Abstract:Continual or lifelong learning (CL) is one of the most challenging problems in machine learning. In this paradigm, a system must learn new tasks, contexts, or data without forgetting previously learned information. We present a scalable approach to multi-context continual learning (MCCL) in which we decouple how a system learns to solve new tasks (i.e., acquires skills) from how it stores them. Our approach leverages two types of artificial networks: (1) a set of reusable, \textit{task-specific networks} (TN) that can be trained as needed to learn new skills, and (2) a lifelong, \textit{autoencoder network} (EN) that stores all learned skills in a compact, latent space. To learn a new skill, we first train a TN using conventional backpropagation, thus placing no restrictions on the system's ability to encode the new task.

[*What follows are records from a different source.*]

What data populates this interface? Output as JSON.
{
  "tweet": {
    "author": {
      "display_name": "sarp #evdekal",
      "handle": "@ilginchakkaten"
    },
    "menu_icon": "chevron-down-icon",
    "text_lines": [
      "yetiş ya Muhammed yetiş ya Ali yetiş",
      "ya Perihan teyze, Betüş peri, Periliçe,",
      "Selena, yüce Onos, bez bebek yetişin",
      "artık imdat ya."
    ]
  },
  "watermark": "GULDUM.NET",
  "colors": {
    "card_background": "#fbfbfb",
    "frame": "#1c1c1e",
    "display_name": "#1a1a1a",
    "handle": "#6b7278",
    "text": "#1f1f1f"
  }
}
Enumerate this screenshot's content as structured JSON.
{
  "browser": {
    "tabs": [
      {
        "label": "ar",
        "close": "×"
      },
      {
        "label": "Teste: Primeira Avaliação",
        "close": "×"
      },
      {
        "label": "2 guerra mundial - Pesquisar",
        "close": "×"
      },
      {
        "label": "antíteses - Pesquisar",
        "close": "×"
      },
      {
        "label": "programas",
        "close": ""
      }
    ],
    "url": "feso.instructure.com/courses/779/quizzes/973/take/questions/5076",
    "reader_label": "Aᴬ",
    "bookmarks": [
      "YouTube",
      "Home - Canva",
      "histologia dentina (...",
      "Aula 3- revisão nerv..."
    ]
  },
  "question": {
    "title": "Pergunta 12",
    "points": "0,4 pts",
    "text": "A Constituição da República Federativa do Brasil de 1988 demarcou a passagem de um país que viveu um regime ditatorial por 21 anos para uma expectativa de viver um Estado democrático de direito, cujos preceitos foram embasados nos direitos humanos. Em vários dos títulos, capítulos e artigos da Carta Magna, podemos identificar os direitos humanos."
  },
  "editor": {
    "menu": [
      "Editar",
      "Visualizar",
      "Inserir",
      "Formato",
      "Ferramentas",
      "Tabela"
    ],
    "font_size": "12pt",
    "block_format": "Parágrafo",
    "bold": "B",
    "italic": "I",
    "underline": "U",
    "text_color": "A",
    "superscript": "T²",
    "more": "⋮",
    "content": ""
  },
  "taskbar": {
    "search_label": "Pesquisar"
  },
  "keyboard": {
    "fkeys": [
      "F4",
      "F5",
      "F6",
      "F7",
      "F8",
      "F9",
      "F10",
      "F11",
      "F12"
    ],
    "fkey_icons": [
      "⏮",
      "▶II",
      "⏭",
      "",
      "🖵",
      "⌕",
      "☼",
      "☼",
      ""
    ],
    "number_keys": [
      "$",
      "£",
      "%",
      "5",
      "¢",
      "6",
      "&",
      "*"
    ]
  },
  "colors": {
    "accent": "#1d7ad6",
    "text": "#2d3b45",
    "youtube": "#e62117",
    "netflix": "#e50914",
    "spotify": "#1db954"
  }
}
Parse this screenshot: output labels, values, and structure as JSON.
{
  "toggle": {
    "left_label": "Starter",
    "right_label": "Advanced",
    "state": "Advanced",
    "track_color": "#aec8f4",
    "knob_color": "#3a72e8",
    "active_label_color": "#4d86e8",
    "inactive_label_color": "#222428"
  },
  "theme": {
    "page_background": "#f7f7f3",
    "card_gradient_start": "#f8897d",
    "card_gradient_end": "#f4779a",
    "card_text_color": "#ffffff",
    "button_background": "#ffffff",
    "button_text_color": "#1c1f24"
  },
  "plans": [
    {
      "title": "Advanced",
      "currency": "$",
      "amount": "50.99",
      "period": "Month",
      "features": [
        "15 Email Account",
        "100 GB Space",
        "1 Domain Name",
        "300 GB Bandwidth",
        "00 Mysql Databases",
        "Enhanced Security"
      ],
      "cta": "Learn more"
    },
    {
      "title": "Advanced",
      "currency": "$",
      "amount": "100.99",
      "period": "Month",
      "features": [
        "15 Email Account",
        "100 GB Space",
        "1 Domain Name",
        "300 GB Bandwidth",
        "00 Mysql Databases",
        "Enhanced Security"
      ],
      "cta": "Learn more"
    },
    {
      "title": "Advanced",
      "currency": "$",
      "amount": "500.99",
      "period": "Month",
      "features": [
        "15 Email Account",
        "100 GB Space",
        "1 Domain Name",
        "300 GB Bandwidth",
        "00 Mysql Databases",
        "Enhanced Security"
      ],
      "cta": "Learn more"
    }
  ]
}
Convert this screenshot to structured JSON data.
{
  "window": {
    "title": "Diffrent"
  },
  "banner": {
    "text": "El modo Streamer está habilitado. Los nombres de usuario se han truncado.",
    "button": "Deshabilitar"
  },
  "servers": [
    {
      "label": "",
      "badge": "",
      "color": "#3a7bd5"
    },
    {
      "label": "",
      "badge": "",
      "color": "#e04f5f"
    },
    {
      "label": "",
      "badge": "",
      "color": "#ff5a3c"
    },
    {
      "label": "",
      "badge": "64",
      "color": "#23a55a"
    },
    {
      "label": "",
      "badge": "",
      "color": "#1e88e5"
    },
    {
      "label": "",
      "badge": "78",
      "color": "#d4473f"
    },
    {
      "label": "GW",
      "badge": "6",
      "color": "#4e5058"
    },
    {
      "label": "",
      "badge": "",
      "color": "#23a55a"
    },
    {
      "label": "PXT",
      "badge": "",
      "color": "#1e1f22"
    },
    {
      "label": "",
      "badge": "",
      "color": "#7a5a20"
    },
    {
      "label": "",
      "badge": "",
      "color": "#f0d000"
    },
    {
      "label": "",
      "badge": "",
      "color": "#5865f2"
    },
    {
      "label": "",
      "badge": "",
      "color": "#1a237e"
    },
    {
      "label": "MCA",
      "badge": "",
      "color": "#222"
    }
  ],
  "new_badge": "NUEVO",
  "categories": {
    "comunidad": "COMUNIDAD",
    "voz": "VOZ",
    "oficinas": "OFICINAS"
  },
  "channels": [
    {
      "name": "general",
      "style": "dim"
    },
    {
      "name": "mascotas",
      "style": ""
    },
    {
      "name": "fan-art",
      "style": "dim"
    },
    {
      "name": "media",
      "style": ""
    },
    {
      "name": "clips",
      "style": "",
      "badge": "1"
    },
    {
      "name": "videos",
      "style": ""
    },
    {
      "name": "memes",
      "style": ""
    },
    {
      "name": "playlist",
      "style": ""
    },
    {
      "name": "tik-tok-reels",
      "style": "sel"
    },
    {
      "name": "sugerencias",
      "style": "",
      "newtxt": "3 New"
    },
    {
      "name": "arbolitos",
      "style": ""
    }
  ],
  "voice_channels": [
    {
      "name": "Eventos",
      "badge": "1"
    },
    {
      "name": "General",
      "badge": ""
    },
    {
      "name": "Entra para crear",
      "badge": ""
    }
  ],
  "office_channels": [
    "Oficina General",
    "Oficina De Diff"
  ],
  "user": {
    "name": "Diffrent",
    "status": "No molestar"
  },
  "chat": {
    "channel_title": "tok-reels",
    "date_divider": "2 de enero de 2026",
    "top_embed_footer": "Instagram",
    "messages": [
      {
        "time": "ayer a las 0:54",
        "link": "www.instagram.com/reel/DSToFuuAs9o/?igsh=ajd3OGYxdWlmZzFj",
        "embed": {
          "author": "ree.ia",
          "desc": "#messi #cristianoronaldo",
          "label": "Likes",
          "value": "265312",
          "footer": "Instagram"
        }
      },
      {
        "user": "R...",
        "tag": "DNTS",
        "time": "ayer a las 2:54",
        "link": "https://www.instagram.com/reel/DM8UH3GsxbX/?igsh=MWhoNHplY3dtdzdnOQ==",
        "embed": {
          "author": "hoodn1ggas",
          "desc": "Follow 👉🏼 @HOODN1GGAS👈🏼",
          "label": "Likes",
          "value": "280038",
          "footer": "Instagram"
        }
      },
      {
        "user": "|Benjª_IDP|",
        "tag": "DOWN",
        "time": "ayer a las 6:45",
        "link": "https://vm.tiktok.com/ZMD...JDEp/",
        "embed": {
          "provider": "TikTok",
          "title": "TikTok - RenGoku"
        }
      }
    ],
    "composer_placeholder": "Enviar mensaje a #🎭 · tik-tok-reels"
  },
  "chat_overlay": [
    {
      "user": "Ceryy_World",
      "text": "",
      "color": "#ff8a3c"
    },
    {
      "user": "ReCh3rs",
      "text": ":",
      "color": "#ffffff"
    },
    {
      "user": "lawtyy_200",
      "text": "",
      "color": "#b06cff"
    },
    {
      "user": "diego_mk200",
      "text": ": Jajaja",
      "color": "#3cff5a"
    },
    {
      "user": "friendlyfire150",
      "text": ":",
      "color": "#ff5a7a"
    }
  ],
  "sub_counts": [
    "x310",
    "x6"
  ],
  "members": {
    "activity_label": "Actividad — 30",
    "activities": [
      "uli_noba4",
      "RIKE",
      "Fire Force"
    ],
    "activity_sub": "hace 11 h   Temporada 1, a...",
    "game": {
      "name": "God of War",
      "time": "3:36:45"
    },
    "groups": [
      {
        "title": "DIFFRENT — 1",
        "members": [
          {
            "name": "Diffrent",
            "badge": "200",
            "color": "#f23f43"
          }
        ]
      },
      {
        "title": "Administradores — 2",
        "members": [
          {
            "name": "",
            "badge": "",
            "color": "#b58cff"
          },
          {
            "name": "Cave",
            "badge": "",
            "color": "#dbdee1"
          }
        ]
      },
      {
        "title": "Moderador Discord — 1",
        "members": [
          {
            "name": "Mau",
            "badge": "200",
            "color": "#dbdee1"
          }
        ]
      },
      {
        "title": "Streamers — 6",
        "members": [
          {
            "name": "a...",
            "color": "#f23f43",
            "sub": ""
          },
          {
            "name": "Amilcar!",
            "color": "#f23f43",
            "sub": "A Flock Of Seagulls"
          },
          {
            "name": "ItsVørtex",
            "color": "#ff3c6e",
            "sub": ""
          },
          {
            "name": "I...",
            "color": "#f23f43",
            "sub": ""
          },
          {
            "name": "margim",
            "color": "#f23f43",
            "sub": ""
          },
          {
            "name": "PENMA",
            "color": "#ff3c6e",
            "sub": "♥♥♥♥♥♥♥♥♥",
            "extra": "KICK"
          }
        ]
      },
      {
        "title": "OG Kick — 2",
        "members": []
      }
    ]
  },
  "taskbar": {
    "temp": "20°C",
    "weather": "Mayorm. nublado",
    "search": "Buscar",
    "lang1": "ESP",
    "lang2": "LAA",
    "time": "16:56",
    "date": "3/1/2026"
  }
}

We then incorporate the newly learned skill into the latent space by first recalling previously learned skills using our EN and then retraining it on both the new and recalled skills. Our approach can efficiently store an arbitrary number of skills without compromising previously learned information because each skill is stored as a separate latent vector. Whenever a particular skill is needed, we recall the necessary weights using our EN and then load them into the corresponding TN. Experiments on the MNIST and CIFAR datasets show that we can continually learn new skills without compromising the performance of existing skills. To the best of our knowledge, we are the first to demonstrate the feasibility of encoding entire networks in order to facilitate efficient continual learning.